The Inquirer's team studied arrest and court data from police departments in the suburbs that surround Philadelphia and found towns where blacks were being arrested in extraordinary numbers for minor offenses such as loitering or jaywalking. Their follow-up reporting uncovered jails where thousands of illegal strip searches were conducted, police dogs were used to control black children walking home from school and traffic citations were filled out in advance of arrests.

The Meyer Award included work published or broadcast between October 2007 and October 2008. Entries were submitted from across the United States and represented work that utilized a variety of social science methods and data analysis.
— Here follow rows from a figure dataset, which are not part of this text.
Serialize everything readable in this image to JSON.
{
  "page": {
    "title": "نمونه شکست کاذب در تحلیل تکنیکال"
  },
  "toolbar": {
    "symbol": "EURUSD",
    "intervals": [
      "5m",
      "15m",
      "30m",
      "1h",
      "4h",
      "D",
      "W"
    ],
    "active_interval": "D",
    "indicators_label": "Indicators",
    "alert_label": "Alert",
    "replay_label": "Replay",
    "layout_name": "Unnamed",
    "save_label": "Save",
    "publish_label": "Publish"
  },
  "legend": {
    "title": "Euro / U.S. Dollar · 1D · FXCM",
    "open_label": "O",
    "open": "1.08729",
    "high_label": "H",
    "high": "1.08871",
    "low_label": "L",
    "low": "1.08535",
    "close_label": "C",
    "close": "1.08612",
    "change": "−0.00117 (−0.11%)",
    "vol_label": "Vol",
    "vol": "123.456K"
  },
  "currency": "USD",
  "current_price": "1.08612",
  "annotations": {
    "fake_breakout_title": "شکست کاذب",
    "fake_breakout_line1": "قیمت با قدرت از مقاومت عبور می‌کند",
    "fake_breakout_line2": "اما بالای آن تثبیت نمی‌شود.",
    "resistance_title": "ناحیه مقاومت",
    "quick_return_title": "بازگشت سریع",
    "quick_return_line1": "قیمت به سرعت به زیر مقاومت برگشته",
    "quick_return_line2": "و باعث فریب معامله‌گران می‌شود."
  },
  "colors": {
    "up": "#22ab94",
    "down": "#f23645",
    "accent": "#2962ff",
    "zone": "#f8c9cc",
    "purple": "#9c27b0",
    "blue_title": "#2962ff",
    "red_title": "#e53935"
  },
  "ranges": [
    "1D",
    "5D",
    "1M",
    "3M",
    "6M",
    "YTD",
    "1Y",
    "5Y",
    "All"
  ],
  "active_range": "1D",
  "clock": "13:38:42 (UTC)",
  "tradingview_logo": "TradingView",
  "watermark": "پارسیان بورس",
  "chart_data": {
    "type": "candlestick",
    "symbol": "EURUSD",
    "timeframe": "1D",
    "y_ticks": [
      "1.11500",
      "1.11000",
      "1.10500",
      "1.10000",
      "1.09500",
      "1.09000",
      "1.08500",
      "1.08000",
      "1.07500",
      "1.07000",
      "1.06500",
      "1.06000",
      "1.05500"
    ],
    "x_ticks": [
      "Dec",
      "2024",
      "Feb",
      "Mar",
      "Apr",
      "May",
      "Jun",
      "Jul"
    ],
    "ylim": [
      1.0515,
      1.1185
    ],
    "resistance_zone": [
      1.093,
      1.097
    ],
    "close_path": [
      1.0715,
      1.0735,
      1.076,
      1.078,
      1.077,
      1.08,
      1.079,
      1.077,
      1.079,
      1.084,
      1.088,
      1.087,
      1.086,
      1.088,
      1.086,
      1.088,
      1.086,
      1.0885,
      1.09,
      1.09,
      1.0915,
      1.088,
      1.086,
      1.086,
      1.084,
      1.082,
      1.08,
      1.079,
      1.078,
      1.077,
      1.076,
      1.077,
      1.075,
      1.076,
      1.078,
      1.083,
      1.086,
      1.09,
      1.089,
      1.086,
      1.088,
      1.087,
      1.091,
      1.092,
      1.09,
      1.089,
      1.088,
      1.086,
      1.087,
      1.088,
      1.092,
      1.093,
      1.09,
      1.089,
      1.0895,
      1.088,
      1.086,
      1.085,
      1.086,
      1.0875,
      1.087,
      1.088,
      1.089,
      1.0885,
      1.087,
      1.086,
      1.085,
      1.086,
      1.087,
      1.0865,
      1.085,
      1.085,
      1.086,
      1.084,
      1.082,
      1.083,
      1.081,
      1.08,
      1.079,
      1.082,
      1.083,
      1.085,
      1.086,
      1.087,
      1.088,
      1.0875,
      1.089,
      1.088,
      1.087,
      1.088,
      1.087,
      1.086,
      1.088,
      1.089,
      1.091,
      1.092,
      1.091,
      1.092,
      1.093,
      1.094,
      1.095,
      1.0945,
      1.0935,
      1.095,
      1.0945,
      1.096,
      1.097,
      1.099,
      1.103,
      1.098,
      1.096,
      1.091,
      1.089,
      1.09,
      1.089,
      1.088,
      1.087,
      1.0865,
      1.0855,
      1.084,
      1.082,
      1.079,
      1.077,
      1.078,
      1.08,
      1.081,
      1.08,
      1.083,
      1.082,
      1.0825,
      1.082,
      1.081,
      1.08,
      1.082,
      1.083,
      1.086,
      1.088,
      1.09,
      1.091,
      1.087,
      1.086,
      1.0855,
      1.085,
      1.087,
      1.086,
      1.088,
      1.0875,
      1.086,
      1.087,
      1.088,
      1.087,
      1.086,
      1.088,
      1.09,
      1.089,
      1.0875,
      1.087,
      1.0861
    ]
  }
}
All entries will be archived in the IRE Resource Center.

The contest judges included journalism professors who have extensive experience with computer-assisted reporting techniques and social scientists who are experienced in working with reporters. The judges were:

* Ira Chinoy, professor at the University of Maryland's Philip Merrill College of Journalism and former director of computer-assisted reporting for The Washington Post.

* Steve Doig, the Knight Chair in Computer-Assisted Reporting at Arizona State University's Cronkite School of Journalism and formerly associate editor for research at The Miami Herald.

* Brant Houston, the Knight Chair for Investigative and Enterprise Reporting at the University of Illinois at Urbana-Champaign and formerly the executive director of Investigative Reporters and Editors.